As remarkable as the run around in fortunes from Thruxton is, and as big a day it was for Gilbert's squad, for the first half of the race the production race belonged to Intersport.
The team – with drivers Kevin Clarke and Wayne Gibson – had brought two cars out to Belgium, the pair's regular E46 BMW M3 being joined by the newer BMW brought out of storage to try to save their Thruxton weekend. Both the similarly liveried cars appeared in practice, before focussing on the newer chassis as the Sunday afternoon race approached.
Gibson was given the responsibility of the start with the always tense mid-pack approach to La Source. However, after leading at the end of the opening lap around the 7km track, Gibson started to stretch out a lead, helped by Mercer in the Ginetta, reportedly held up by some of the slower GT class traffic. Gibson's lead the front of the class put him well within the overall top ten, with an advantage of over a minute before the driver change pitstops at half distance.
The early portion of the production race also included a tremendous battle. Peter Cunningham, having lost the pole position advantage after taking a tight line at La Source on lap one, was joined in a battle for third in production by the Hogarth's SEAT, Sarah Bennett–Baggs in the Strata 21 BMW, Dan Norris–Jones' Lotus and Mike Ticehurst in the no.45 Mazda. James May, leading Production Class Two, was also involved, dicing with the supposedly faster cars.
The Gibson and Mercer already free of the melee it became crucial who could break away from the potentially disastrous dicing and outbraking to take a clear third place.
Bennett-Baggs was the first to escape as the battle began to fragment before starting to gain on Mercer ahead, bottled up behind Paul Bailey's GT class Ferrari.
The top three remained unchanged though the bout of stops around the half way mark of the race, Kevin Clarke taking over the driving for Intersport, seemingly cruising towards a return to winning ways.
However, with 45 minutes remaining the BMW's differential gave up exiting Blanchimont, Clarke admitting defeat and bringing the car down the Britcar pitlane, in the track's old garages on the downhill section towards Eau Rouge.
Smith and Jensen Lunn – relief for Mercer and Bennett-Baggs respectively – jumped up to first and second in class.
The Strata 21 team had had an eventful Spa weekend, a night of hard work followed the discovery of a cracked block after qualifying on Saturday. The challenge to the Ginetta Bennett-Baggs had begun in her stint came to nothing as an oil refill in the pitstop lost time, before another BMW differential problem, forced Lunn to slow and allow Mark Cunningham in the SG Racing SEAT to close in for second place.

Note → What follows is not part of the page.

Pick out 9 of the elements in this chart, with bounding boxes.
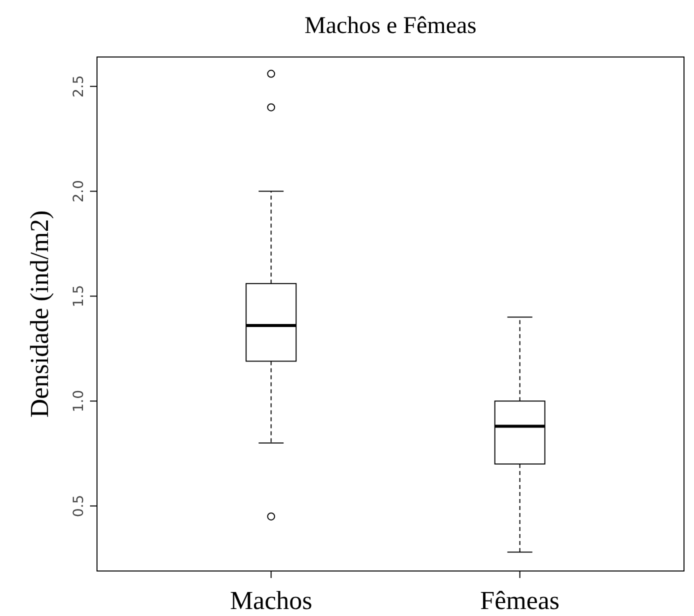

In the final laps of the race the BMW's condition worsened, Lunn reporting smoke in the cockpit on the final lap, Cunningham coming to within two seconds of stealing second place.
Peter and Mark Cunningham – the father and son driver pairing in the black and yellow SEAT were another team who manage to fit a surprising amount of drama into the 100 minute encounter.
Embroiled in the early race battle – Peter Cunningham highlighting his tussle with Ticehurst's Mazda, complete with an opposite lock, side by side run around the double left hander of Pouhon – the elder Cunningham picked up a stop go penalty for avoidable contact with Norris-Jones' Priocept Lotus – a penalty he felt aggrieved to have been given.
“I really feel bitter about that one to be honest,” said Cunningham. “I've spoken to Mike Ticehurst who was in the Mazda behind me and his opinion is that it was in no way my fault. At the point of braking the Lotus was behind me. At the point of turn in the Lotus was behind me. I had a car on the outside of me and when I arrived actually on the apex I was hit. He tried a last minute desperate dive up the inside of La Source. I wouldn't say I took the winning of the race away from us, but it took second second place – minimum – away from us.”
James May and Alex Osborne easily paced a depleted Class Two field, Synchro Motorsport's Hondas not making the trip to Belgium, and finished fourth of the production runners.